まとめ:「痛くないから大丈夫」は歯周病には通用しない

歯周病は初期段階では自覚症状がほとんどありません。しかし「歯ぐきの赤み」「出血」「口臭」「歯ぐきの後退」「歯のグラつき」——これらのサインが一つでも当てはまるなら、早めの受診をお勧めします。
歯肉炎の段階であれば、適切なケアで回復が見込めます。骨が溶け始めてからでは、その骨を取り戻すことは難しくなります。
十日市場ファミリー歯科では、患者様一人ひとりの状態に合わせた丁寧な診療を心がけています。「何となく気になる」という段階でのご相談を、いつでもお待ちしております。

よくある質問(Q&A)

Q1. 歯周病は何歳から気をつければいいですか?

A. 年齢を問わず発症しますが、30代以降は特に注意が必要です。10〜20代で発症する「若年性歯周炎」もあります。年齢に関わらず、定期検診を受けることをお勧めします。

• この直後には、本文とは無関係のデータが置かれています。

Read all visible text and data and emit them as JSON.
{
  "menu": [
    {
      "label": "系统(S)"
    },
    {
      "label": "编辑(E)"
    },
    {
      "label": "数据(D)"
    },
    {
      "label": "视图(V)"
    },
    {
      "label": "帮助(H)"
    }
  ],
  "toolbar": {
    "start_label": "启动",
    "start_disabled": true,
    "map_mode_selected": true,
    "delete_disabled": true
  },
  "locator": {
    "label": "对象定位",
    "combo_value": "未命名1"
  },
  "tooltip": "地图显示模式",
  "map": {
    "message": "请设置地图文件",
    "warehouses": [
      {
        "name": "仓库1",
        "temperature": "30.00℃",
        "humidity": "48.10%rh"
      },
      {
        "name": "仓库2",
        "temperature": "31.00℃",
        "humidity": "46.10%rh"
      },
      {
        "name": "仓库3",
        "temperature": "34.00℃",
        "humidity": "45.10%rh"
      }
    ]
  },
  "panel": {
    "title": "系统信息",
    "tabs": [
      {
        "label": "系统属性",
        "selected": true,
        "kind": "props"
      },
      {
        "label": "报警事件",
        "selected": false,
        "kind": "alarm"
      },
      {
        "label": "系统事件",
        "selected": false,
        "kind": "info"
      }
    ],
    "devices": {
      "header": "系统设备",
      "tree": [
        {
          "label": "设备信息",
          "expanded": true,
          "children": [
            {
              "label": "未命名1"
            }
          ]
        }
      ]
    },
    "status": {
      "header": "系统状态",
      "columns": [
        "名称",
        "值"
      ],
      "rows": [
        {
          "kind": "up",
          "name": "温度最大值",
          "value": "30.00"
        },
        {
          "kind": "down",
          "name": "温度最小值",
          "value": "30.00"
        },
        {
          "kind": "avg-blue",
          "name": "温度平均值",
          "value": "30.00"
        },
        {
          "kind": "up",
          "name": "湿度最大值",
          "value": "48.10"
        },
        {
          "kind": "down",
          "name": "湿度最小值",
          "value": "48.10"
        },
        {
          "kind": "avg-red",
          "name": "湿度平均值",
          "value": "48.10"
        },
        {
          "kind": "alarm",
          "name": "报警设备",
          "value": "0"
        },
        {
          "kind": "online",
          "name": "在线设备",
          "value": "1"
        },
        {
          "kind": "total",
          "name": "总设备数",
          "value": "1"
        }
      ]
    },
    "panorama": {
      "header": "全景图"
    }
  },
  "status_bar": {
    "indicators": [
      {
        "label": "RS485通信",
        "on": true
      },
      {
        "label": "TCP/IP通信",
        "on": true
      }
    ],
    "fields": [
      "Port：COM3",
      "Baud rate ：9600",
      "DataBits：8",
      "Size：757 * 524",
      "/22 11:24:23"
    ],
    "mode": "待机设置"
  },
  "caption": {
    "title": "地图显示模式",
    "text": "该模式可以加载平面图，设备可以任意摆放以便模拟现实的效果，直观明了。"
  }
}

Q2. 歯磨きで出血しますが、磨かない方がいいですか?

A. 出血があっても歯磨きは続けてください。出血は炎症のサインであり、正しいブラッシングを続けることで改善します。ただし力を入れすぎず、やわらかめの歯ブラシを使いましょう。1週間以上続く場合は受診をお勧めします。

Q3. 歯石取りは痛いですか?

A. 歯ぐきより上の歯石除去はほとんど痛みがありません。歯ぐきの下(歯肉縁下)の歯石を取る場合は多少の不快感が出ることがあります。当院では必要に応じて麻酔を使用しますので、痛みが心配な方はお気軽にお申し出ください。

Q4. 歯周病は完治しますか?

A. 初期の歯肉炎であれば、適切なケアで完全に改善できます。骨が溶けた中等度以上の場合、失われた骨を元に戻すことは難しいですが、進行を止めて現状を維持することは可能です。

Q5. 口臭と歯周病は関係ありますか?

A. 大きく関係しています。歯周病菌が産生する揮発性硫黄化合物(VSC)が独特の口臭の原因です。歯周病の治療により、口臭が改善するケースは多くあります。

Q6. 歯周病があるとインプラントはできませんか?

A. 歯周病が活動期のままではインプラント治療はできません。まず歯周病の治療を行い、口腔内環境が整ってから進めます。未治療のままインプラントを行うと、インプラント周囲炎のリスクが高まります。

Q7. 歯周病は遺伝しますか?

A. 歯周病そのものは遺伝しませんが、なりやすい体質が遺伝する可能性はあります。家族に歯周病の方が多い場合は、より丁寧なケアと定期検診が重要です。

Q8. 定期検診の頻度はどのくらいが目安ですか?

A. 一般的には3〜6ヶ月ごとが目安です。歯周病のリスクが高い方や治療中の方は、1〜3ヶ月ごとをお勧めすることもあります。定期検診では歯周病チェック・プロフェッショナルクリーニング・ブラッシング指導を行います。